12. The method of claim 11, wherein the first UE cannot support the addition of the one or more packet filters if a maximum number of supported packet filters has been used.

13. The method of claim 8, wherein the second message includes a cause value indicating “lack of local capabilities.”

14. The method of claim 13, wherein at least one of the below is satisfied that:

the first UE is a proximity services (ProSe) layer-3 UE-to-network relay UE;

the direct link is a 5G ProSe direct link;

the first message is a PROSE DIRECT LINK MODIFICATION REQUEST message;

the second message is a PROSE DIRECT LINK MODIFICATION REJECT message; or

the cause value is a PC5 signalling protocol cause value.

15. A method performed by a first user equipment (UE) in a network, the method comprising:

wherein the certain condition comprises:

the request is for relaying, and

the request required the establishment of a protocol data unit (PDU) session by the first UE and the establishment of the PDU session was unsuccessful.

16. The method of claim 15, wherein the certain condition further comprises:

the PDU session establishment was unsuccessful due to receiving one or more predetermined cause values when the PDU session establishment was unsuccessful.

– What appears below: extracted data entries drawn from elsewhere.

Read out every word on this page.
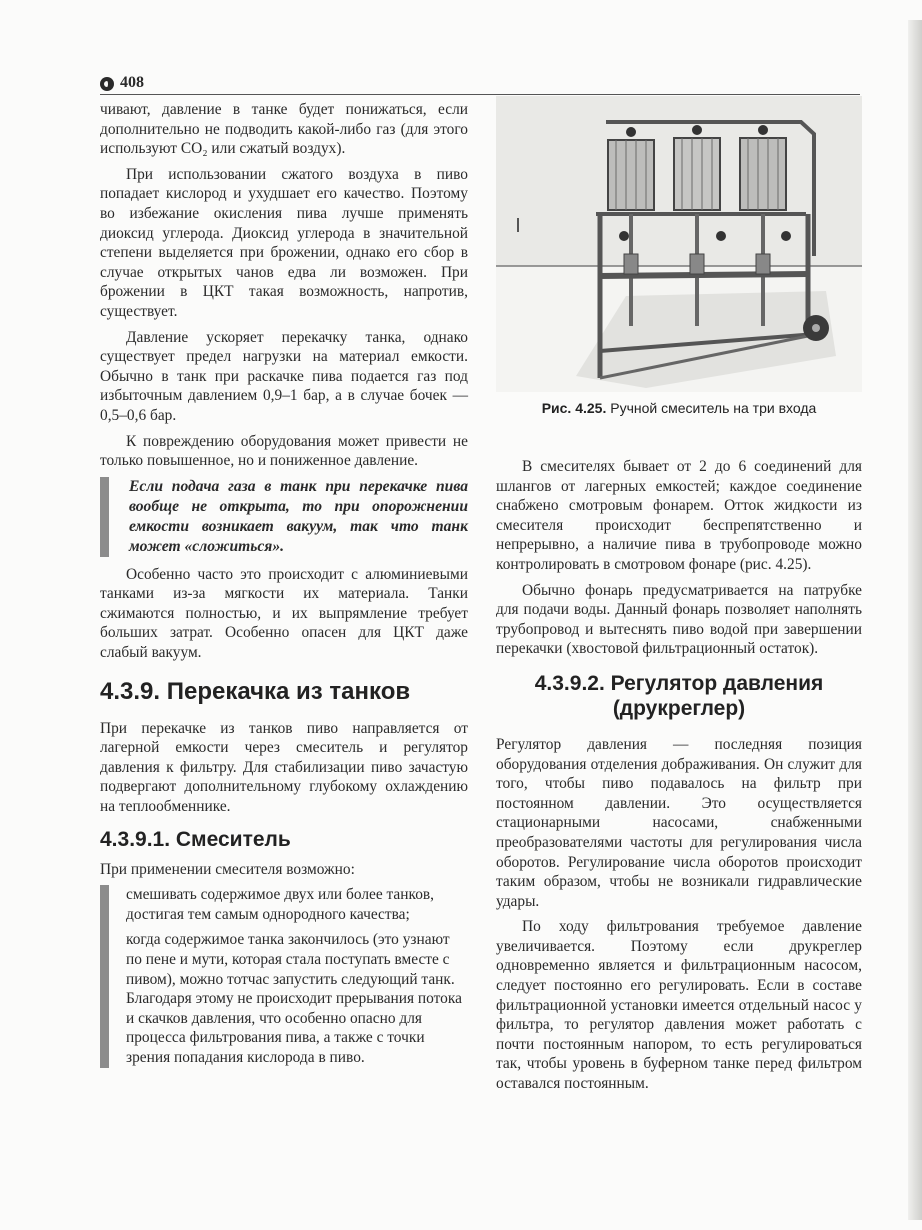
408

чивают, давление в танке будет понижаться, если дополнительно не подводить какой-либо газ (для этого используют CO₂ или сжатый воздух).

При использовании сжатого воздуха в пиво попадает кислород и ухудшает его качество. Поэтому во избежание окисления пива лучше применять диоксид углерода. Диоксид углерода в значительной степени выделяется при брожении, однако его сбор в случае открытых чанов едва ли возможен. При брожении в ЦКТ такая возможность, напротив, существует.

Давление ускоряет перекачку танка, однако существует предел нагрузки на материал емкости. Обычно в танк при раскачке пива подается газ под избыточным давлением 0,9–1 бар, а в случае бочек — 0,5–0,6 бар.

К повреждению оборудования может привести не только повышенное, но и пониженное давление.

Если подача газа в танк при перекачке пива вообще не открыта, то при опорожнении емкости возникает вакуум, так что танк может «сложиться».

Особенно часто это происходит с алюминиевыми танками из-за мягкости их материала. Танки сжимаются полностью, и их выпрямление требует больших затрат. Особенно опасен для ЦКТ даже слабый вакуум.

4.3.9. Перекачка из танков

При перекачке из танков пиво направляется от лагерной емкости через смеситель и регулятор давления к фильтру. Для стабилизации пиво зачастую подвергают дополнительному глубокому охлаждению на теплообменнике.

4.3.9.1. Смеситель

При применении смесителя возможно:

смешивать содержимое двух или более танков, достигая тем самым однородного качества;

когда содержимое танка закончилось (это узнают по пене и мути, которая стала поступать вместе с пивом), можно тотчас запустить следующий танк. Благодаря этому не происходит прерывания потока и скачков давления, что особенно опасно для процесса фильтрования пива, а также с точки зрения попадания кислорода в пиво.

Рис. 4.25. Ручной смеситель на три входа

В смесителях бывает от 2 до 6 соединений для шлангов от лагерных емкостей; каждое соединение снабжено смотровым фонарем. Отток жидкости из смесителя происходит беспрепятственно и непрерывно, а наличие пива в трубопроводе можно контролировать в смотровом фонаре (рис. 4.25).

Обычно фонарь предусматривается на патрубке для подачи воды. Данный фонарь позволяет наполнять трубопровод и вытеснять пиво водой при завершении перекачки (хвостовой фильтрационный остаток).

4.3.9.2. Регулятор давления
(друкреглер)

Регулятор давления — последняя позиция оборудования отделения дображивания. Он служит для того, чтобы пиво подавалось на фильтр при постоянном давлении. Это осуществляется стационарными насосами, снабженными преобразователями частоты для регулирования числа оборотов. Регулирование числа оборотов происходит таким образом, чтобы не возникали гидравлические удары.

По ходу фильтрования требуемое давление увеличивается. Поэтому если друкреглер одновременно является и фильтрационным насосом, следует постоянно его регулировать. Если в составе фильтрационной установки имеется отдельный насос у фильтра, то регулятор давления может работать с почти постоянным напором, то есть регулироваться так, чтобы уровень в буферном танке перед фильтром оставался постоянным.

17. The method of claim 16, wherein the one or more cause values comprise one or more of:

a cause value indicating “maximum number of PDU sessions reached”;

a cause value indicating “Missing or unknown data network name (DNN)”;

a cause value indicating “Unknown PDU session type”;

a cause value indicating “user authentication or authorization failed”;

a cause value indicating “request rejected, unspecified”;

a cause value indicating “service option not supported”;

a cause value indicating “requested service option not subscribed”; or

a cause value indicating “maximum number of PDU sessions reached.”

18. The method of claim 15, wherein the second message includes a cause value indicating “protocol error, unspecified.”

19. The method of claim 18,

wherein the second message includes a back-off time value indicating a period of time for which the second UE should not retry the request again,

wherein the PDU session comprises a PDU session towards the network, and

wherein at least one of the below is satisfied that:

the first UE is a proximity services (ProSe) layer-3 UE-to-network relay UE,

the direct link is a 5G ProSe direct link,

the first message is a PROSE DIRECT LINK ESTABLISHMENT REQUEST message,

the second message is a PROSE DIRECT LINK ESTABLISHMENT REJECT message, or

the cause value is a PC5 signalling protocol cause value.

20. A first user equipment (UE) in a network, the first user equipment comprising:

a transceiver; and

a processor coupled with the transceiver and configured to:

receive, from a second UE in the network, a first message to request establishment of a direct link between the second UE and the first UE, wherein the first UE is configured to operate as a relay node between the second UE and the network, and

in cast that a certain condition is satisfied, send, to the second UE, a second message rejecting the request,

wherein the certain condition comprises:

the request is for relaying, and

congestion control is activated at the first UE.